Anonymous User wrote:=
Wow, I always stuck to the 80/20 rule (you should be doing 80% of the talking). Maybe that was a mistake- although I don't know how many of my interviews would have lasted longer than 5 minutes if I'd been shorter with my answers. I struck out too and am having no luck outside OCI, so maybe I should change it up.
What really did it for me was learning that (and I think this is usually true?) the interviewers were only really evaluating your personality. I had thought of it like a traditional interview, where you talk to the person who might want to hire you and advocate for yourself. (I've interviewed many times outside the law school context, and I can't remember a time when I wasn't hired, so it's not like I'm just unhireably weird or something.) I would be curious to see one of these forms. But anyway, I was thinking (like you, perhaps) "hey, this is my once chance to provide a positive narrative for my application, I better make sure I get everything across". In reality, I think, they are just making notes on how much they liked talking to you. People like to talk and get frustrated when they can't.
Why am I learning this after the fact rather than through career services beforehand? "Your interviews matter a lot; also, interviewers are evaluating you almost entirely on how much they like you, so you don't need to talk up your resume more than a little."
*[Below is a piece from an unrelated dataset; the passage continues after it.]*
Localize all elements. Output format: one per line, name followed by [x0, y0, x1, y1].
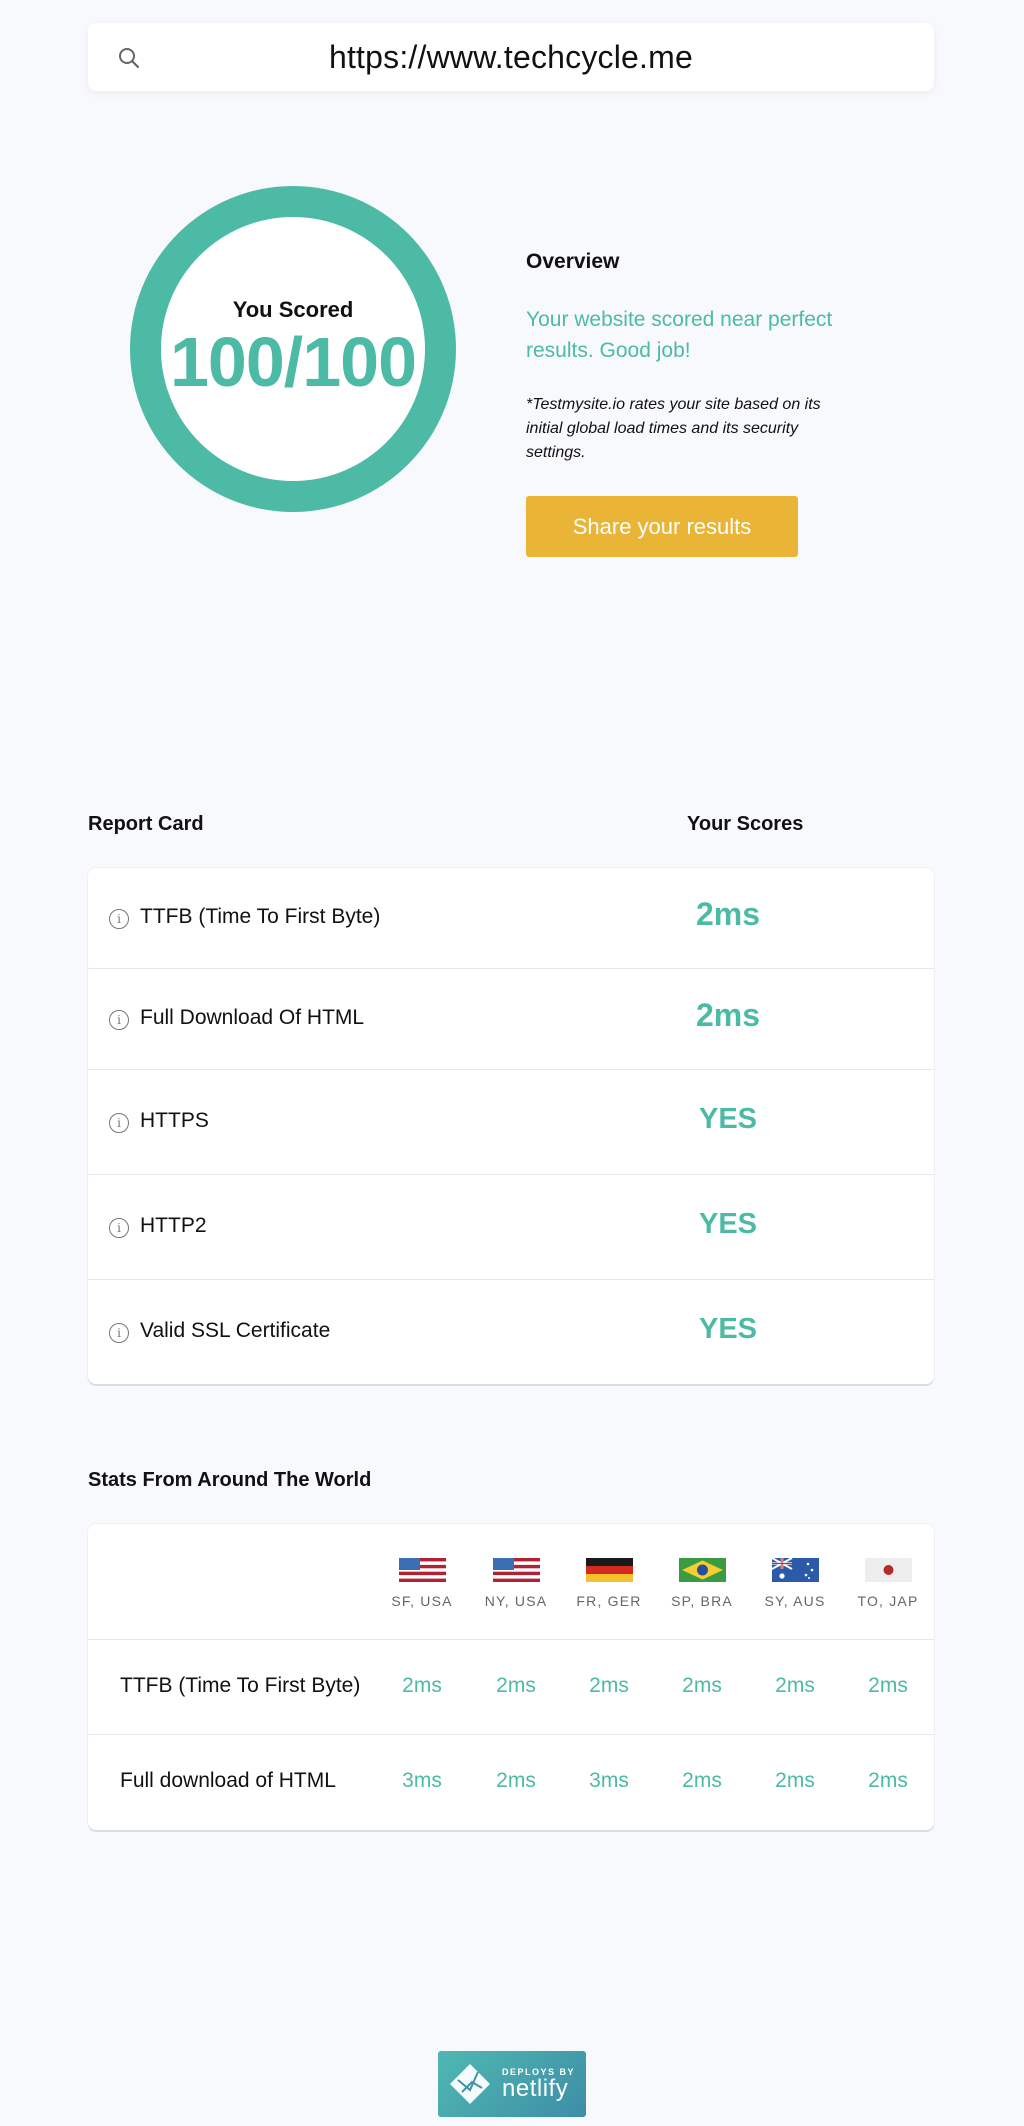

I would encourage you to try the more conversational style; I think it does end up feeling better. There's still plenty to talk about; it's just that the format becomes more back-and-forth. That is, they ask a question, you give an initial response, they usually say something in return, you play off of that, and so on. (Or, rarely, they move right on to what they really want to know, and you can always reference back to the earlier point in other responses.)